While it is true that the former definitely has an impact on the latter, there was a lot of Fed speak this week and that always catches the attention of investors. Not only did Fed Chair Janet Yellen address members of the government, the president of Chicago’s Federal Reserve, Charles Evans, also had some things to say about how he feels about interest rates.
This Week in the Fed
Janet Yellen kicked off this week’s batch of Fed speak by commenting on her beliefs with regard to what should be done to interest rates, and when. Her tone was not so supportive of quicker hikes, and this much surprised the investing world, especially after other members of the Fed commented on their intentions to see rates raised at least two more times this year. Yellen’s comments were hawked over by investors everywhere and resulted in a weaker Dollar. This gave gold and silver a bit of a temporary boost during the middle parts of the week, but those small gains could not at all be sustained.

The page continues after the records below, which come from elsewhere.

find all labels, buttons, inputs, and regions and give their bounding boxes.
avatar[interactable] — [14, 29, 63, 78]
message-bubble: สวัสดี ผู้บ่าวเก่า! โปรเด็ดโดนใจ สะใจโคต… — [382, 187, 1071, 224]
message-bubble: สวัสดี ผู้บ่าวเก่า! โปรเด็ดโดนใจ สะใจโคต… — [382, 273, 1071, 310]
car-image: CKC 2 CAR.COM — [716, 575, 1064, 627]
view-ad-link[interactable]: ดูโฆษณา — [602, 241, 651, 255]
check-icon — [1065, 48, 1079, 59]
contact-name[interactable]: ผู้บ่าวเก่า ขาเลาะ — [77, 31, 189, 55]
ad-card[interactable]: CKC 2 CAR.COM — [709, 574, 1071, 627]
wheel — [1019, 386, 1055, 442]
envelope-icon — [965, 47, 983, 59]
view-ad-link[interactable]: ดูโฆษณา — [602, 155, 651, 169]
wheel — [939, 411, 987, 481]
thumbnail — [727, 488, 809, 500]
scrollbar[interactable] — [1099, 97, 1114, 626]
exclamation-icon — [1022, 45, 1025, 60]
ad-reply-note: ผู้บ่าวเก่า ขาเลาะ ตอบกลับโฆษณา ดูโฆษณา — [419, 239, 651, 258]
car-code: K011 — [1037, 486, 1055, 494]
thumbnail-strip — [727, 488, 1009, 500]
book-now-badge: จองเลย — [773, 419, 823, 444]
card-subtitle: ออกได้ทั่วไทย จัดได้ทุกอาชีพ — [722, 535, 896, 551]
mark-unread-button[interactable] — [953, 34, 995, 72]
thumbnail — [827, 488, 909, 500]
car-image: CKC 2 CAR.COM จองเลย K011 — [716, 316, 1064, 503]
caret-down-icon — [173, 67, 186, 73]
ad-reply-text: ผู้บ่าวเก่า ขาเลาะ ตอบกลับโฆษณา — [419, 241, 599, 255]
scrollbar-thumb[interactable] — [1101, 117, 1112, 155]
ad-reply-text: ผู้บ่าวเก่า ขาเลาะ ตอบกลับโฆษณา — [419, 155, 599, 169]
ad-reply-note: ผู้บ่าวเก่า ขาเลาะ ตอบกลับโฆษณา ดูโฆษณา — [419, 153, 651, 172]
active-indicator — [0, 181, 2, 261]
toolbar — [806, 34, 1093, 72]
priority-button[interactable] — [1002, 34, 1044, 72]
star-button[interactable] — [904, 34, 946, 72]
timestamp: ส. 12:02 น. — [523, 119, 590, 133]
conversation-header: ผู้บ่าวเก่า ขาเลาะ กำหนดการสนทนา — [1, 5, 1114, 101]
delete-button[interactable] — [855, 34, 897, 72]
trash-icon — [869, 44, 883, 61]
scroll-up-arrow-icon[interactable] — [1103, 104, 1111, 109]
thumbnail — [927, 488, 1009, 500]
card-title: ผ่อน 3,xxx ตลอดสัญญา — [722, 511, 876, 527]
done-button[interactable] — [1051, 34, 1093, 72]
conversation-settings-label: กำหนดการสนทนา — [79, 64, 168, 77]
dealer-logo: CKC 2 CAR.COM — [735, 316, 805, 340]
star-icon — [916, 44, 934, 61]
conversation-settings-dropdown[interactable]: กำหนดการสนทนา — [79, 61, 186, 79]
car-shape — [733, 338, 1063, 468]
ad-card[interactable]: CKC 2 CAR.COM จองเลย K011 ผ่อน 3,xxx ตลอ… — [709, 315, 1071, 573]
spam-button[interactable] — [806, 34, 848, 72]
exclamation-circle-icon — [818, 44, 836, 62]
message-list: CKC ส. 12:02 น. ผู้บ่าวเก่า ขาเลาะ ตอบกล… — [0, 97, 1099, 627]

A few days after Yellen took center stage, Charles Evans, who controls the Chicago Federal Reserve, came out and said that he expected interest rates to be hiked at least an additional two times this year. Citing great employment figures, a growing economy, and a host of other factors, he envisions very few scenarios where rates are not raised at least twice. With all that said, it is important to remember that Evans is in no way, shape, or form part of the voting body of the Federal Reserve, the FOMC.
Now we stand confused as ever with regard to when rate hikes will actually take place. There are some people who think they are coming in April, others in May, some others still in June, and then those folks who are sticking to the belief that rates are going to remain at current levels for the foreseeable future. There are a lot of uncertainties floating around, but one thing we do know for certain is that this month’s FOMC meeting is going to be extremely important.
Plethora of Jobs Data Dealt
In the mid-week, the payroll processor ADP announced that the US economy added more than 200,000 new private-sector jobs to the economy during March. This figure is ok, but kind of fell short of what the market was expecting. Still, with that being said, the ADP report very rarely has any sort of direct influence on the report we are given by the Labor Department, so you will not see investors read too heavily into this number.
On Thursday, the market was told that weekly jobless claims rose last week by more than 10,000, bringing the seasonally-adjusted average well back over the 270,000 threshold.
On Friday, the all-important non-farms payrolls data was dealt and showed that the US economy created roughly 215,000 new jobs in March. This beats somewhat modest expectations of a rise of about 205,000, but was perceived as positive news nonetheless. The Dollar was given a boost in the wake of the report, as too was the thought that perhaps interest rates are not going to stay grounded in April or May.